I realized it’s not really about misogyny per se but about comeuppance, karma, that bitch payback. Mick Jagger tells us at the outset he’s singing about a “girl who once had me down” and “who once pushed me around” and everything that comes after should be understood in that light. Now that the tables have turned in the relationship, he’s living by the golden rule as it’s actually practiced by most people: do unto others as they’ve done unto you—and then some.
Another one of those Stones aha! moments came this week. I was listening to “Sympathy for the Devil” while news played in the background. “Sympathy” is a great song with a line that I’d thought out of place and dumb. “They shouted out who killed the Kennedys/when after all it was you and me,” Jagger sings to an infectious samba beat that we first heard in 1968.
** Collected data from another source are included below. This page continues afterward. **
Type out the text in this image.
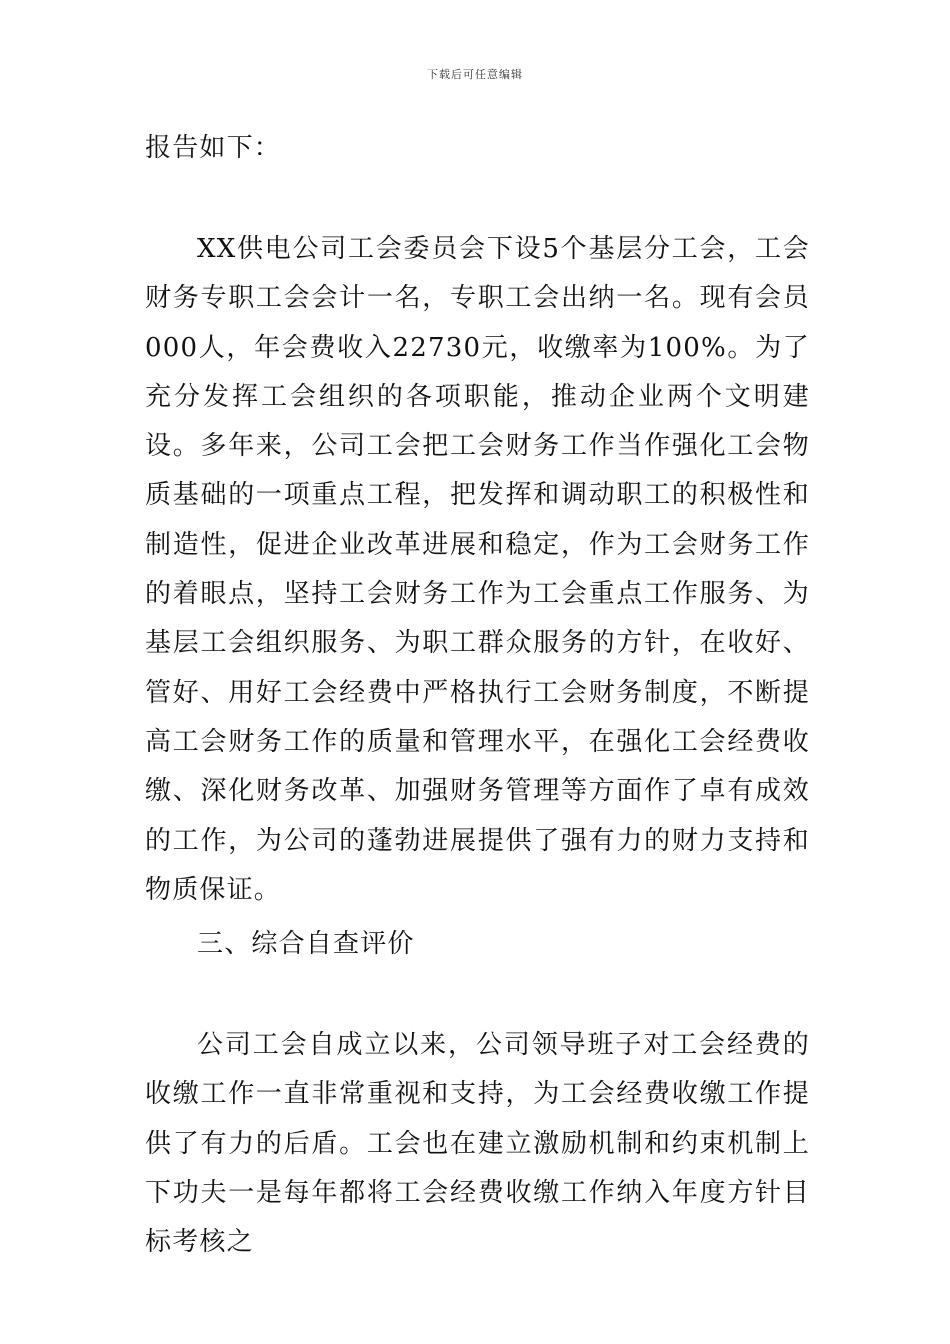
下载后可任意编辑

报告如下：

XX供电公司工会委员会下设5个基层分工会，工会财务专职工会会计一名，专职工会出纳一名。现有会员000人，年会费收入22730元，收缴率为100%。为了充分发挥工会组织的各项职能，推动企业两个文明建设。多年来，公司工会把工会财务工作当作强化工会物质基础的一项重点工程，把发挥和调动职工的积极性和制造性，促进企业改革进展和稳定，作为工会财务工作的着眼点，坚持工会财务工作为工会重点工作服务、为基层工会组织服务、为职工群众服务的方针，在收好、管好、用好工会经费中严格执行工会财务制度，不断提高工会财务工作的质量和管理水平，在强化工会经费收缴、深化财务改革、加强财务管理等方面作了卓有成效的工作，为公司的蓬勃进展提供了强有力的财力支持和物质保证。

三、综合自查评价

公司工会自成立以来，公司领导班子对工会经费的收缴工作一直非常重视和支持，为工会经费收缴工作提供了有力的后盾。工会也在建立激励机制和约束机制上下功夫一是每年都将工会经费收缴工作纳入年度方针目标考核之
Now I’m thinking, not so dumb. “You and me” doesn’t mean “we all did it.” In this case “me” is the Devil and “you and me” acts as a way of shooting down a way of framing the question. It’s a slap in the face to Kennedy assassination conspiracy nuts at a time when they are in vogue and also a useful reminder about human nature. When confronted with the evil that men do, we often want to blame someone else—from historical forces to vast conspiracies to “the Devil made him do it.” In this case, the Devil himself is saying, oh that’s just music to my ears.